Op 16 maart 2020 heeft Eigen Haard aan [gedaagde sub 1] meegedeeld dat de woning wordt gesloten op last van de burgermeester en dat zij naar aanleiding daarvan per direct de huurovereenkomst met [gedaagde sub 1] ontbindt op grond van artikel 7:231 lid 2 van het Burgerlijk Wetboek (BW). Eigen Haard heeft [gedaagde sub 1] verzocht om de woning uiterlijk op 13 april 2020 te ontruimen en op te leveren.
2.8.
Bij brief van 31 maart 2020 heeft [gedaagde sub 1] bezwaar gemaakt tegen de sluiting van de woning.
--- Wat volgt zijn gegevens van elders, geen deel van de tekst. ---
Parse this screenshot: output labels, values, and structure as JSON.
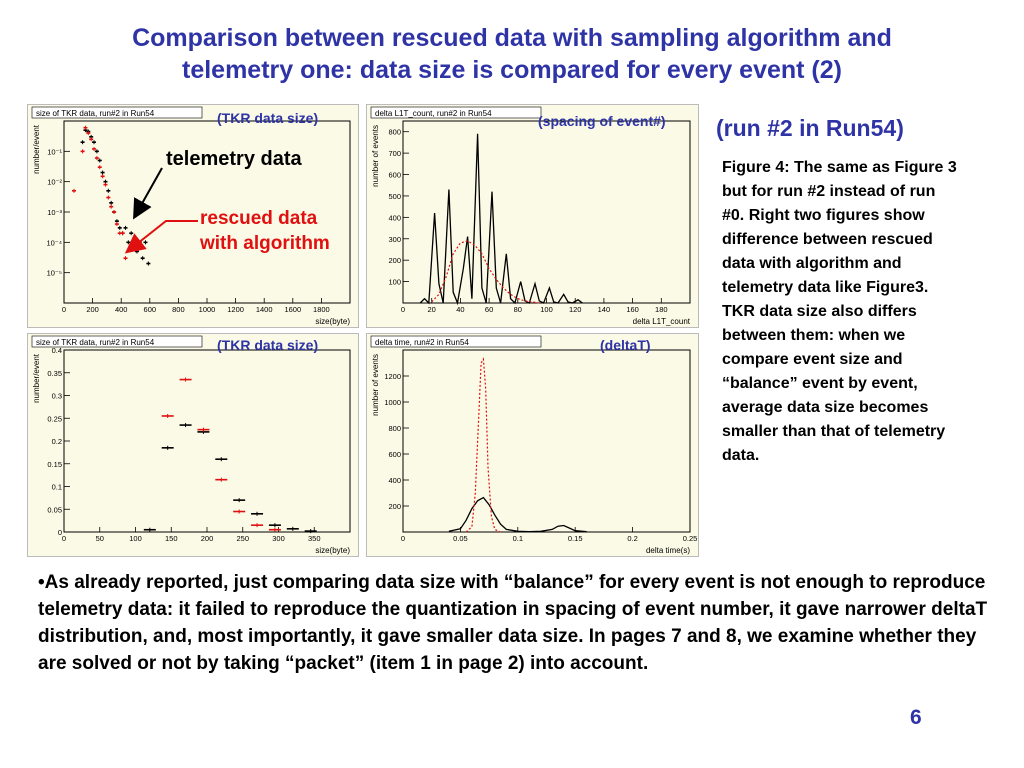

Het besluit is gehandhaafd.

3.Het geschil

3.1.
Eigen Haard vordert – samengevat – dat de woning op een zo kort mogelijke termijn wordt ontruimd, op straffe van een dwangsom, met veroordeling van gedaagden in de kosten van deze procedure. Daarnaast vordert Eigen Haard veroordeling van [gedaagde sub 1] tot voldoening aan Eigen Haard van een bedrag van € 750,44 voor het gebruik van de woning voor elke maand vanaf 1 juni 2020 tot aan de ontruiming.
3.2.
Eigen Haard legt het volgende aan haar vorderingen ten grondslag.
Het is evident dat twee kamers in de woning in gebruik zijn gegeven, dan wel zijn onderverhuurd, om als peeskamer te gebruiken. Dat is in strijd met de huurovereenkomst en in strijd met de wet. [gedaagde sub 1] is zodoende tekortgeschoten in de nakoming van haar verplichtingen uit de huurovereenkomst. Ze handelt niet als goed huurder, hetgeen grond biedt voor een vordering tot ontbinding van de huurovereenkomst en ontruiming van de woning in kort geding. Eigen Haard heeft de huurovereenkomst bij brief van 16 maart 2020 buitengerechtelijk ontbonden op grond van artikel 7:231 lid 2 BW. De tekortkoming van [gedaagde sub 1] geeft Eigen Haard ook de bevoegdheid om op grond van artikel 6:256 BW ontbinding van de huurovereenkomst te vorderen bij de kantonrechter en – vooruitlopend daarop – ontruiming van de woning in kort geding. Derden die mogelijk in de woning verblijven hebben daartoe geen recht. Zij verblijven in dat geval zonder recht of titel in de woning en dienen de woning te verlaten. Aldus steeds Eigen Haard.
3.3.
[gedaagde sub 1] heeft zich tegen de vorderingen verweerd en – samengevat – daartoe het volgende aangevoerd. [gedaagde sub 1] heeft geen wetenschap gehad van enig misbruik van haar woning. Zij heeft slechts haar sleutels afgegeven aan een vriend, die voor haar de post uit de brievenbus zou halen, omdat zij wegens gezondheidsredenen tijdelijk met haar kinderen bij haar moeder verbleef. Dat haar vriend kennelijk – zonder dat zij van iets wist - de woning in gebruik heeft gegeven aan prostituees, kan haar niet worden aangerekend en is onvoldoende ernstig om tot ontbinding van de huurovereenkomst te komen. Zij heeft – met kleine kinderen – groot belang in de woning – waar zij inmiddels weer zelf verblijft – te kunnen blijven wonen. Artikel 7:231 BW biedt in dit geval geen grond voor buitengerechtelijke ontbinding en ontbeert daarom rechtsgevolg. In lid 2 van dat artikel zijn de gronden voor buitengerechtelijke ontbinding limitatief opgesomd. Die gronden betreffen ofwel de Opiumwet, ofwel artikelen 174a of 174 van de Gemeentewet, ofwel de Woningwet. Sluiting van een woning op grond van een last onder (onmiddellijke) bestuursdwang van de burgemeester op grond van artikel 3.7 van de APV in samenhang met artikel 125 Gemeentewet is daar niet een van.
3.4.
Op de stellingen van partijen wordt hierna, voor zover van belang, nader ingegaan.

4.De beoordeling

Niet verschenen gedaagden

4.1.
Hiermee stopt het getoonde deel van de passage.